- Poster
- Directed by: P. Vasu
- Written by: Anwar Khan
- Story by: P. Vasu
- Produced by: Anil Sharma
- Starring: Ajay Devgn Shabana Raza Arshad Warsi
- Cinematography: Damodar Naidu
- Edited by: P. Mohanraj
- Music by: Anand–Milind
- Distributed by: Shweta International
- Release date: 7 May 1999;
- Running time: 164 minutes
- Country: India
- Language: Hindi
- Box office: ₹155 million

= Hogi Pyaar Ki Jeet =

1999 Indian film by P. Vasu

Hogi Pyaar Ki Jeet is a 1999 Indian Hindi-language romantic drama film directed by P. Vasu starring Ajay Devgn, Neha Bajpai, Arshad Warsi and Mayuri Kango.

==Synopsis==

Surjit finds out that his sister is in love with Manjit Singh, the younger brother of Thakur Gajendra Singh. Surjit goes to Thakur's house in order to get Manjit to marry his sister. Thakur humiliates him; making him, a vegetarian, eat dog food and beg on his knees. Surjit does so and is told to go home and make wedding preparations. The next day, Thakur visits Surjit and kills him and his wife in broad daylight. Surjit's last dying wish is that his two sons Raju and Kishan must marry Thakur's and his brother's two daughters Meena and Preeti and they must have Thakur come begging on their doorstep for this marriage alliance. Surjit's sister agrees to this and accordingly brings up the two children. Unfortunately, Raju goes missing, leaving her alone to bring up Kishan. Years later they are reunited when Raju returns home and they join to fulfill Surjit's last wish. What they do not know is Meena and Preeti are to be married to Minister Khurana's two sons and nothing in the world is going to make Thakur change his mind.

==Cast==
- Ajay Devgn as Raju
- Shabana Raza as Meena Singh
- Arshad Warsi as Kishan
- Prithvi Vazir as Thakur Manjit Singh
- Ketki Dave as Shalini
- Anil Dhawan as Surjeet
- Adi Irani as Diga Diga Khurana
- Mohan Joshi as Thakur Gajendra Singh
- Madhu Malhotra as Gajendra's wife
- Raza Murad as Minister Jagdish Khurana
- Hemant Pandey as Kishan's friend
- Rajesh Puri as Pandit
- Shiva Rindani as Dum Dum Khurana
- Shashi Sharma as Sharada, Surjeet's wife, Raju's and Kishan's mother
- Tiku Talsania as Truck Driver
- Mayoori Kango as Preeti Singh
- Firoz Khan as Arjun Singh

==Soundtrack==

The soundtrack was composed by Anand–Milind with lyrics written by Sameer.
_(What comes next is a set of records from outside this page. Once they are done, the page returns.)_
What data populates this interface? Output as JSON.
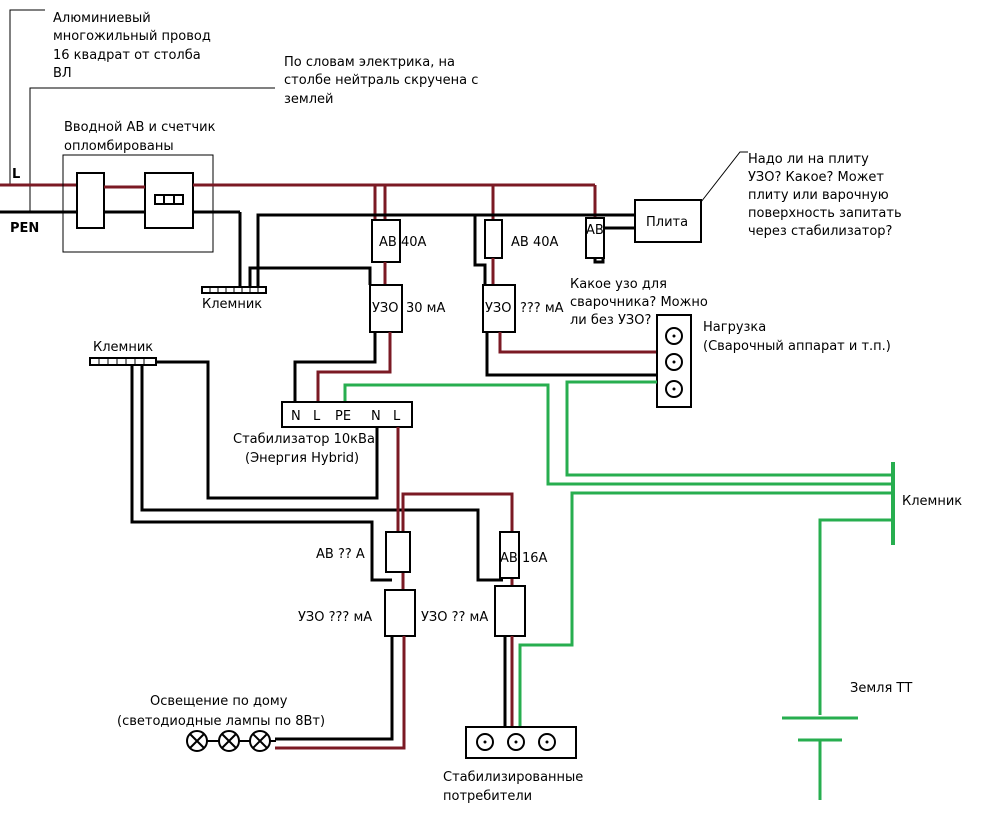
{
  "labels": {
    "feed_note": [
      "Алюминиевый",
      "многожильный провод",
      "16 квадрат от столба",
      "ВЛ"
    ],
    "neutral_note": [
      "По словам электрика, на",
      "столбе нейтраль скручена с",
      "землей"
    ],
    "intro_note": [
      "Вводной АВ и счетчик",
      "опломбированы"
    ],
    "L": "L",
    "PEN": "PEN",
    "terminal1": "Клемник",
    "terminal2": "Клемник",
    "terminal3": "Клемник",
    "breaker_40a_1": "АВ 40А",
    "breaker_40a_2": "АВ 40А",
    "breaker_av": "АВ",
    "stove": "Плита",
    "stove_question": [
      "Надо ли на плиту",
      "УЗО? Какое? Может",
      "плиту или варочную",
      "поверхность запитать",
      "через стабилизатор?"
    ],
    "rcd_30": "УЗО",
    "rcd_30_value": "30 мА",
    "rcd_unknown": "УЗО",
    "rcd_unknown_value": "??? мА",
    "welder_question": [
      "Какое узо для",
      "сварочника? Можно",
      "ли без УЗО?"
    ],
    "load": [
      "Нагрузка",
      "(Сварочный аппарат и т.п.)"
    ],
    "stab_terminals": [
      "N",
      "L",
      "PE",
      "N",
      "L"
    ],
    "stabilizer": [
      "Стабилизатор 10кВа",
      "(Энергия Hybrid)"
    ],
    "breaker_unknown": "АВ ?? А",
    "breaker_16a": "АВ 16А",
    "rcd_lighting": "УЗО ??? мА",
    "rcd_consumers": "УЗО ?? мА",
    "lighting": [
      "Освещение по дому",
      "(светодиодные лампы по 8Вт)"
    ],
    "consumers": [
      "Стабилизированные",
      "потребители"
    ],
    "ground": "Земля ТТ"
  },
  "colors": {
    "phase": "#7b1a24",
    "neutral": "#000000",
    "pe": "#27ae4f"
  }
}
| Title | Singer(s) | Length |
|---|---|---|
| "Tere Pyar Mein Main" | Roopkumar Rathod, Jaspinder Narula, Blaaze | 04:15 |
| "Dil Dewana Kehta Hai" | Udit Narayan | 05:57 |
| "Kaun Hai Woh" | Udit Narayan, Hema Sardesai | 04:34 |
| "Aa Gaye Din Sanam" | Abhijeet, Sonu Nigam, Hema Sardesai, Jaspinder Narula | 04:55 |
| "Lakhon Aashiq Mar Jaate Hai" | Udit Narayan, Alka Yagnik, Abhijeet, Jaspinder Narula | 04:22 |
| "Main Hoon Tere" | K.K, Anuradha Paudwal | 04:45 |
| "Karlo Karlo Mera Aitbaar" | Udit Narayan | 04:32 |
| "Taalon Mein Nainital" | Sonu Nigam, Alka Yagnik | 04:48 |

== Reception ==
Suparn Verma of Rediff wrote, "Maybe, if your memory too was struck by the Chernobyl virus on April 26 and you lost all your recollection of old Hindi films, you'll certainly be charmed by the gags in this one."